The following TSB Engineering Branch report was completed:
- LP001/03 FDR and CVR Analysis
Findings as to Causes and Contributing Factors
- The aircraft was damaged when it collided with a windrow laying across its taxi path.
- Runway 02 north of Charlie taxiway was left open throughout the period of snow removal even though it was not usable and was not required.
- The taxi speed of the aircraft did not allow the crew sufficient time to respond once they saw the windrow, increasing the risk of collision, damage, and physical harm to the passengers.
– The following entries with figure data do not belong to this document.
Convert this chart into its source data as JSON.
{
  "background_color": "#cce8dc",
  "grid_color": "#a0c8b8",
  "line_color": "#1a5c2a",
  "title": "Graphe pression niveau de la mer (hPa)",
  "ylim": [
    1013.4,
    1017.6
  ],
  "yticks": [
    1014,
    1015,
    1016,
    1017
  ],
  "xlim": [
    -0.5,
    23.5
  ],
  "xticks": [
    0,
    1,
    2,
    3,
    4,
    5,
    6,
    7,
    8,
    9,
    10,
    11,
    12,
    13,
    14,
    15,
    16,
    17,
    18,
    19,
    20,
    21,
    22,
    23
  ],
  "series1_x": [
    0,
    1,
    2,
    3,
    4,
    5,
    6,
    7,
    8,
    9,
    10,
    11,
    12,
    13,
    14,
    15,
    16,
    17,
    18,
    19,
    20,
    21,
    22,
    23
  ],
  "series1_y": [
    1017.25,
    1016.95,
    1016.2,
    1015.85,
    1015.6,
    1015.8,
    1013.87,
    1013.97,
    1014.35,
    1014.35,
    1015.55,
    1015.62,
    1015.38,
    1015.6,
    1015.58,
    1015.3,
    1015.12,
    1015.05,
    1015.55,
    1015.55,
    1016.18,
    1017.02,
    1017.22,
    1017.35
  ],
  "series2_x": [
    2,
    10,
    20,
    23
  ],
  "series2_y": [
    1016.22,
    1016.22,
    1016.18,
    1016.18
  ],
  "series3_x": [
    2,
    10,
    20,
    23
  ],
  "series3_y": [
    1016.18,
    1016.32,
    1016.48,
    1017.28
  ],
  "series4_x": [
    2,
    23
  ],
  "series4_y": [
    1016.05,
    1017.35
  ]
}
- The lighting conditions at the time made the windrow difficult to see.
- The existence of the windrow, the result of snow plowing activities, had not been reported to either the night lead-hand, the ground controller, the oncoming lead-hand, or the crew of Lab Air 8333.
- The stranded Airbus, the high airfield maintenance workload and the shift change combined to circumvent the normal procedures that would have ensured that the windrow was reported.
Finding as to Risk
- The St. John's Airport Winter Maintenance Plan does not require the reporting of windrows on non-active runways.
- The St. John's Airport Winter Maintenance Plan does not contain instructions for the closure and reopening of low priority airfield surfaces.
The St. John's Airport Authority has issued a memorandum which allows the lead hand to close Runway 02/20 when conditions require.
This report concludes the Transportation Safety Board's investigation into this occurrence. Consequently, the Board authorized the release of this report on 21 August 2003.
2. The resolution of the data on the FDR was insufficient to determine the exact times when the impact events occurred. Therefore, the events have an error tolerance of approximately ± ¼ second. The distance referenced is from the nosewheel to the windrow.